ONU

Le vice-ministre iranien des affaires étrangères: «Les Américains nous privent des bénéfices de l'accord sur le nucléaire»

Golam Hossein Dehghani a tenu un discours très critique à l'égard de Washington à la Conférence du désarmement à l'ONU à Genève. Interview

Le Temps: Vous vous êtes montré très critique des Etats-Unis par rapport à l’accord sur le programme nucléaire iranien (JCPOA). Que leur reprochez-vous ?

Golam Hossein Dehghani: Le plan d’action conjoint sur le programme nucléaire iranien a été négocié de façon multilatérale. Il a été entériné par une résolution du Conseil de sécurité des Nations unies. Mais malheureusement aujourd’hui, depuis qu’il est en vigueur, l’administration américaine recourt à toutes sortes d’arguments rhétoriques pour décourager les Etats membres de l’ONU à coopérer avec nous sur la base de ce qui a été approuvé dans le cadre du plan d’action conjoint, le JCPOA. Les Américains veulent nous priver des bénéfices de l’accord. Cela nous place dans une situation très difficile. Pour nous c’est une évidence. L’accord sur le nucléaire iranien doit être mis en œuvre complètement et par tous les Etats signataires.

La République islamique d’Iran se conforme-t-elle à l’accord de Vienne de juillet 2015 ?

Oui, et l’Agence internationale de l’énergie atomique (AIEA) l’a déjà confirmé une dixième fois la semaine dernière. Mais cela ne suffit pas à l’administration Trump qui fait obstacle.

Les Etats-Unis sont-ils un interlocuteur fiable ?

D’un point de vue légal, toute administration américaine doit respecter les engagements de l’administration précédente. Sinon, inutile de négocier quoi que ce soit quel que soit le gouvernement. Ce qui est très dommageable dans cette attitude, c’est que des gens peuvent être amenés à penser que l’Iran n’est pas un partenaire fiable dans le cadre de l’accord de Vienne. Ce n’est pas le cas. L’AIEA l’a encore une fois prouvé.

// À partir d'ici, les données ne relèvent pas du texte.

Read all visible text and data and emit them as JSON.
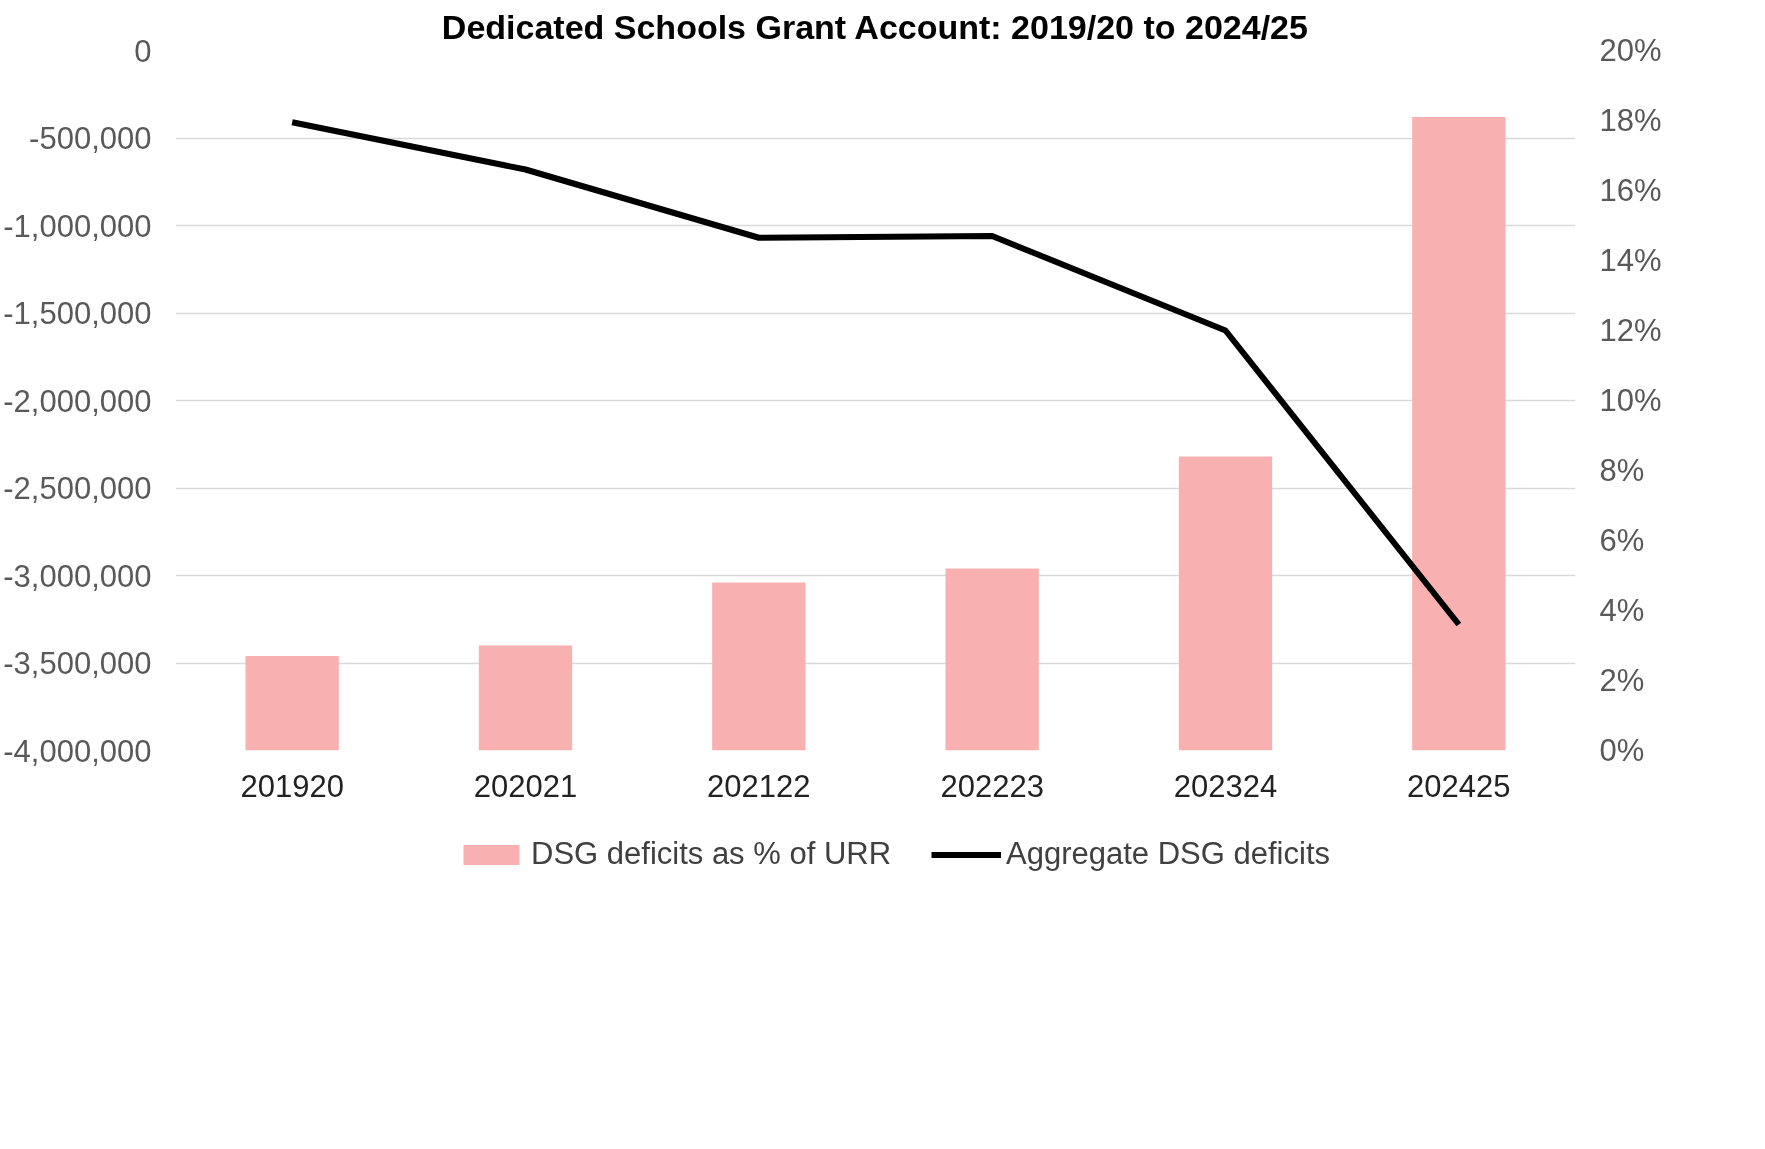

Si Washington décide de se retirer de l’accord en mai prochain, l’Iran continuera-t-il à respecter l’accord avec les Européens, la Russie et la Chine ?

Il faudra voir comment évoluent les choses. A ce stade, je ne peux pas vous donner de réponse. Mais nous avons négocié un accord, nous le mettons en œuvre. Nous ferons tout notre possible pour le maintenir en vie. Mais il faut qu’il nous offre toujours les bénéfices prévus. Sinon, s’il n’apporte rien, il sera difficile de convaincre les Iraniens qu’il faut s’y tenir. Le gros problème avec l’attitude américaine, c’est que les grandes banques ne veulent toujours pas travailler avec nous. Cela handicape fortement notre capacité à commercer avec le reste du monde.